If long-time Stuttgart loyalists are put off by the fact that this is a full-sized SUV made in the United States, perhaps they will be slightly mollified by the standard fitment of M-B Tex. You can have leather for the low, low price of $1,610. but anybody who wants to tow or haul with their GLS should save their money and enjoy the finest seating material known to man. It doesn’t stain, it wipes off clean, and it will probably last until the heat death of the sun. More than any other single feature of this or any other Mercedes-Benz, the M-B Tex upholstery exemplifies the cardinal brand virtues of excellence, durability, and fitness for purpose that made cars like the old W123 sedans justly famous.

Don’t be surprised if the GLS450 ends up earning a similarly respectable reputation in years to come. As a Benz bigot of the old school with a Cosworth 190E in my past, I should be roundly dismissive of what is clearly a sop to the crass, bigger-is-better, SUV-obsessed American market. I recall being utterly horrified by the original ML320, which looked to me like a Euro-market A-class hatch that had been made out of recycled bottles and left to bloat in the sun. But the truth is that the GLS450 offers pretty much everything you’d want out of a proper Mercedes sedan, combined with pretty much everything you’d want out of a towing-focused full-size SUV. It’s the kind of vehicle that grows on you with every passing mile as you become conscious of all the intelligent little decisions and choices made in its design and engineering.

Photo credit: Courtesy Jack Baruth
Photo credit: Courtesy Jack Baruth

What’s left to say?
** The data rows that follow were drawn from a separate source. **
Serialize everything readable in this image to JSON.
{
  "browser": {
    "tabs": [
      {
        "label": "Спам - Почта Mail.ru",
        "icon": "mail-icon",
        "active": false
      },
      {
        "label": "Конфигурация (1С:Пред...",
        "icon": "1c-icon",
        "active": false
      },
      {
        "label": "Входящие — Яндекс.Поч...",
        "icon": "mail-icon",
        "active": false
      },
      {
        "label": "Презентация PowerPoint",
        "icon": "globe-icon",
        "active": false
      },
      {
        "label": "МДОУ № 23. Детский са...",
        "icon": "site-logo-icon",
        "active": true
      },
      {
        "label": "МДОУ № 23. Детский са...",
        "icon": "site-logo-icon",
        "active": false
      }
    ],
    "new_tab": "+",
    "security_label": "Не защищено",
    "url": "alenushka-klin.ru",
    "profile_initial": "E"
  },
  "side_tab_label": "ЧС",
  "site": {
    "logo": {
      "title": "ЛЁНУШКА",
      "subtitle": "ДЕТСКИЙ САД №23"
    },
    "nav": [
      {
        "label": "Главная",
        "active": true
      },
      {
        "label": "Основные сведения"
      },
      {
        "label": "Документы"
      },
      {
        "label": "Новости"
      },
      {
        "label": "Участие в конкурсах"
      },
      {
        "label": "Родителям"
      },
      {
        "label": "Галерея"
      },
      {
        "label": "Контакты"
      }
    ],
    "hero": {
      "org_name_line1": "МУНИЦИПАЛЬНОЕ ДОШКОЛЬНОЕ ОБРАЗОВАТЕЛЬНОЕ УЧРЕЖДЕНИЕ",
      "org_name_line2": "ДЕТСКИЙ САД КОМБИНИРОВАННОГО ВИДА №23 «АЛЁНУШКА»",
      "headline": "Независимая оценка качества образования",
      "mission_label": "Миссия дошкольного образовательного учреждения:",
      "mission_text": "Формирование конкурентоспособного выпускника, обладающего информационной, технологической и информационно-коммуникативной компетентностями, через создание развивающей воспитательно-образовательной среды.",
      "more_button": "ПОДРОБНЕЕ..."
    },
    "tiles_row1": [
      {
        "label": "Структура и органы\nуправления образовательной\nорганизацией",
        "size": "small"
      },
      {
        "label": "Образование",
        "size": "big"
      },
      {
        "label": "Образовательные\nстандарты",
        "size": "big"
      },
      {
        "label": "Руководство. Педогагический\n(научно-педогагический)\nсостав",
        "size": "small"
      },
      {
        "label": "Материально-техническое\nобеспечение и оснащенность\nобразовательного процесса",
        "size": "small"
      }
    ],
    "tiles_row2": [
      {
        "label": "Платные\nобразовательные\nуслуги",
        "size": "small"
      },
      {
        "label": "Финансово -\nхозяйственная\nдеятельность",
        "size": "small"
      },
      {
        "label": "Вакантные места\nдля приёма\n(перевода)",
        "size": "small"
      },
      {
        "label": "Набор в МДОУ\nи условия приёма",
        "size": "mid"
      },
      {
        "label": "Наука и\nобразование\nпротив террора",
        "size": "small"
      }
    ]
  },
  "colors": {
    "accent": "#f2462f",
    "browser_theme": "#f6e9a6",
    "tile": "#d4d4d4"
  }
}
Cargo room is outstanding, aided and abetted by the low load floor and easy-fold seats. Visibility is excellent to all sides, with almost no blind spot. The Mercedes-Benz cruise and wiper stalks continue to be the standard by which every other system should be judged. The stereo is better than good. The rear view camera is positioned in such as way as to allow you to connect a trailer without assistance, the same way it is in the better full-sized trucks.

We won our class in Saturday’s race but bowed out early with a clutch problem on Sunday. The GLS450 made short work of the trip home, no easy task for a team that had stayed awake for most of the two previous nights working on the race car. Spacious, swift, and nearly silent, the big Benz was far better than expected. Compared to its competition, it is easier and more pleasant to drive, uniquely relaxing over long distances, and absolutely competent at pulling an uncooperative load. In other words, it’s a sort of secret segment buster, and one that probably won’t stay a secret forever.